Deissler chuckled. “I just wouldn’t have believed it. We’ve got Putin in Russia. We’ve got Iran still building a bomb, no matter what anyone says. And which country makes a bid for global domination? The damn Brits. I mean come on, you’re kidding me, right!?”
The bark of a motorbike carried across the water.
“Someone’s having fun,” said di Angelo.
Deissler’s head cocked to one side. “Just so you know, it’s been decided we’ve got nothing more to gain by following Wolsey.”
“If you say so.”
“You ok with that?”
“’Course I’m ok with it, man.”
A gay couple walked past, one black, the other South Asian. They weren’t touching, but there was that closeness between them, the one-inch gap that said so much.
“What does freedom mean to you, Damien?”
“It means the world to me,” said di Angelo, surprised at the vehemence in his own voice.
You just carry on doing your bit for freedom and goodness, son. That’s all we ask.
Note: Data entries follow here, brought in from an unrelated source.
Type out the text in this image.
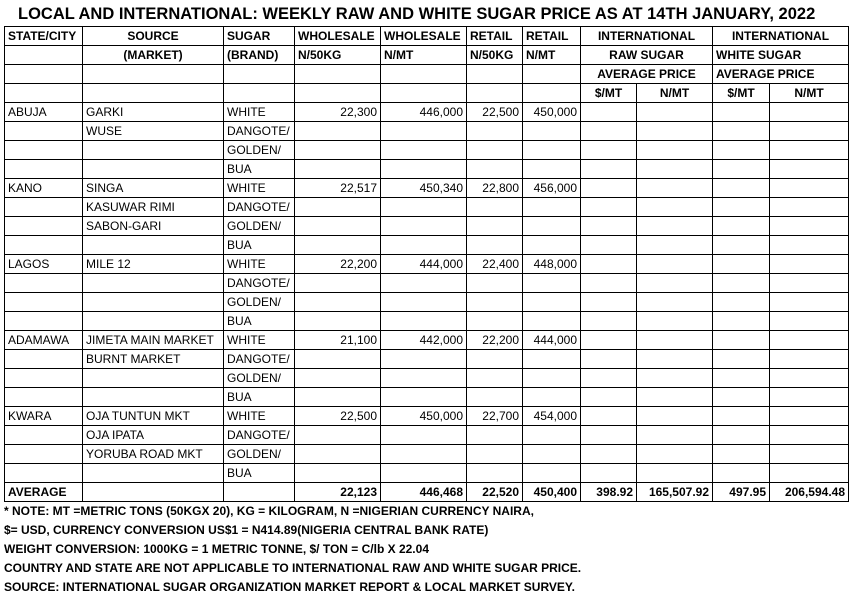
LOCAL AND INTERNATIONAL: WEEKLY RAW AND WHITE SUGAR PRICE AS AT 14TH JANUARY, 2022
STATE/CITY	SOURCE	SUGAR	WHOLESALE	WHOLESALE	RETAIL	RETAIL	INTERNATIONAL		INTERNATIONAL	
	(MARKET)	(BRAND)	N/50KG	N/MT	N/50KG	N/MT	RAW SUGAR		WHITE SUGAR	
							AVERAGE PRICE		AVERAGE PRICE	
							$/MT	N/MT	$/MT	N/MT
ABUJA	GARKI	WHITE	22,300	446,000	22,500	450,000				
	WUSE	DANGOTE/								
		GOLDEN/								
		BUA								
KANO	SINGA	WHITE	22,517	450,340	22,800	456,000				
	KASUWAR RIMI	DANGOTE/								
	SABON-GARI	GOLDEN/								
		BUA								
LAGOS	MILE 12	WHITE	22,200	444,000	22,400	448,000				
		DANGOTE/								
		GOLDEN/								
		BUA								
ADAMAWA	JIMETA MAIN MARKET	WHITE	21,100	442,000	22,200	444,000				
	BURNT MARKET	DANGOTE/								
		GOLDEN/								
		BUA								
KWARA	OJA TUNTUN MKT	WHITE	22,500	450,000	22,700	454,000				
	OJA IPATA	DANGOTE/								
	YORUBA ROAD MKT	GOLDEN/								
		BUA								
AVERAGE			22,123	446,468	22,520	450,400	398.92	165,507.92	497.95	206,594.48
* NOTE: MT =METRIC TONS (50KGX 20), KG = KILOGRAM, N =NIGERIAN CURRENCY NAIRA,
$= USD, CURRENCY CONVERSION US$1 = N414.89(NIGERIA CENTRAL BANK RATE)
WEIGHT CONVERSION: 1000KG = 1 METRIC TONNE, $/ TON = C/lb X 22.04
COUNTRY AND STATE ARE NOT APPLICABLE TO INTERNATIONAL RAW AND WHITE SUGAR PRICE.
SOURCE: INTERNATIONAL SUGAR ORGANIZATION MARKET REPORT & LOCAL MARKET SURVEY.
The couple’s hands had found each other. In New York nobody would have batted an eyelid, but di Angelo would not have recommended it in the projects of Baltimore.
“I know what you’re thinking,” said Deissler.
Either he was observant or it was
in di Angelo’s file. Or probably both.
“But the British gave up defending the torch of freedom a long time ago,” he continued. “And there’s nobody else who can be trusted with it but us.”
Di Angelo nodded slowly.
“Waterloo,” said Deissler, gripping the railings with both hands. “A bridge named after a battle. Kinda ironic, don’t you think?”
“True-say. But the coalition which defeated Napoleon that day gave Europe a century of peace.”
“That’s it, man!” His eyes twinkled. “You got it. Now, I do believe their Chinatown’s not too far that way. Let’s go get something to eat.”
69
“How did you know it would be there?” said Jake.
Jenny studied the workmen on King Charles Street, civil servants smoking outside the Treasury. “Call it a hunch.”
Armed police loitered too, and Jake felt a fresh kick of adrenaline. Then again, there were always armed police in Whitehall.
“Richard Burton,” he said as they marched towards Big Ben. “The explorer. It has to be him.”
But Jenny had eyes only for the ragged band of protesters at Parliament Square, Stop the War banners denouncing the last night’s Nigeria vote. Tourists posed beneath Churchill, flashing victory signs; nobody bothered with Palmerston.
A helicopter hung overhead, as if suspended in fluid. Then again, there were always helicopters over SW1.
“If Burton was tied up with the Book of Thunder, it explains two great unanswered questions of Victorian exploration,” said Jake as they crossed Westminster Bridge.